La limitation de l’accès au soin pendant le confinement
Selon une note fin juillet du HCP, la crainte de contamination et le manque de disponibilité des moyens sont les principaux motifs de la restriction des soins. On observe ainsi que parmi les 11,1% de personnes souffrant de maladies chroniques ayant nécessité un examen médical lors du confinement, 45,2% n’ont pas eu accès à ces services et que parmi les 10,1% de personnes souffrant de maladies passagères et ayant nécessité une consultation, 37% n’ont pas pu en bénéficier. Il en a donc découlé un certain nombre de décès qu’on se doit d’appréhender.
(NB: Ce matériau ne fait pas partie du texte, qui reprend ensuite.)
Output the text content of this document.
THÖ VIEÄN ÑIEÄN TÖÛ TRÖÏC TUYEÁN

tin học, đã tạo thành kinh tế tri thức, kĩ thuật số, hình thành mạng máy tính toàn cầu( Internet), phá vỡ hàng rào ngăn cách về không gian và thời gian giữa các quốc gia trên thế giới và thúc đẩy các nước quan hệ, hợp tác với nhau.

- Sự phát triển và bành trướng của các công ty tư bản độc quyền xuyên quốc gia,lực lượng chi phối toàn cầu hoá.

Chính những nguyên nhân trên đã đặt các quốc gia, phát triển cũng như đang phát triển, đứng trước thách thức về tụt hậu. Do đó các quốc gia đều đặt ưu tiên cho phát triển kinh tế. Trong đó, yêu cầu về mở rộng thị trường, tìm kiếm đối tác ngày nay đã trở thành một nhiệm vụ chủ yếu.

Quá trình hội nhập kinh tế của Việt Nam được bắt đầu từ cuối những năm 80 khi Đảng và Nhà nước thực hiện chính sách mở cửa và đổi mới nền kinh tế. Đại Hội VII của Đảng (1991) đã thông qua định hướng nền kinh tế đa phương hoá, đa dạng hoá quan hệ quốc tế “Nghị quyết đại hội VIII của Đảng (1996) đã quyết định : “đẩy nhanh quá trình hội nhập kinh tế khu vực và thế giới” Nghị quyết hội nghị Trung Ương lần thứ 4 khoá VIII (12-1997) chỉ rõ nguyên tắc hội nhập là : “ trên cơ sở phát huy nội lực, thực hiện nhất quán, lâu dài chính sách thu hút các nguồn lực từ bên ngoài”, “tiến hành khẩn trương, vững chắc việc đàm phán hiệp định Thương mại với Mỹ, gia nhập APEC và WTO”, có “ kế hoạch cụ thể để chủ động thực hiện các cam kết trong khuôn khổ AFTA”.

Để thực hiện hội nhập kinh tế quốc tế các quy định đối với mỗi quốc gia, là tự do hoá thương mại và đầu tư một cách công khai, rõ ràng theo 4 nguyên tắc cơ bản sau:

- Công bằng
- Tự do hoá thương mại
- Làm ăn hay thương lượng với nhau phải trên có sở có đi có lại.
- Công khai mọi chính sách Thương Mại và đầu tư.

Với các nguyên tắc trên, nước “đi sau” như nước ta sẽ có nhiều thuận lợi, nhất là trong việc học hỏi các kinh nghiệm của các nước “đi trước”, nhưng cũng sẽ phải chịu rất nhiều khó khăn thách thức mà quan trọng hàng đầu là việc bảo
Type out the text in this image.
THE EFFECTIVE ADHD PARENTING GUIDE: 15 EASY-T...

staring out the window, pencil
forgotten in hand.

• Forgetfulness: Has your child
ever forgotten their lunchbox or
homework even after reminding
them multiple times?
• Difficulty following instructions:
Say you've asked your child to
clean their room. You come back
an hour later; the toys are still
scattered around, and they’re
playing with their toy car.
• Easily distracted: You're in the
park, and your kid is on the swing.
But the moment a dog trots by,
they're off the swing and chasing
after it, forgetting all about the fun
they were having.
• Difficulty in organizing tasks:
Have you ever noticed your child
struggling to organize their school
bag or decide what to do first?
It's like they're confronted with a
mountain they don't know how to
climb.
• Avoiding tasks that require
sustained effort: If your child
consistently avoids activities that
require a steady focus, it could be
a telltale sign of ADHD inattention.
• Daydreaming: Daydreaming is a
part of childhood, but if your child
La surmortalité élément déterminant de la fiabilité des bilans
La surmortalité (l’excès de décès lors de la crise épidémique par rapport à une situation normale) permet d’avoir une vision statistique complète d’une épidémie. Cela passe par une comparaison des décès totaux dans la période de crise par rapport à un nombre de décès moyen fondé généralement sur la mortalité des cinq années précédentes. L’écart constatée par rapport à cette moyenne, la surmortalité, assure d’englober tout à la fois les décès comptabilisés officiellement comme relevant du Covid19, la mortalité indirecte due aux conséquences de l’épidémie (la restriction de l’accès au soin), et une mortalité directe de personnes mortes du virus sans qu’on l’ait clairement identifiée. La réunion de ces 3 composantes donne le bilan final de l’épidémie. Il ne correspond pas uniquement à des hausses de décès d’ailleurs, car la période en cause se traduit aussi par une baisse de la mortalité en raison de la réduction des déplacements et des activités (accidents de la route, accidents professionnels…).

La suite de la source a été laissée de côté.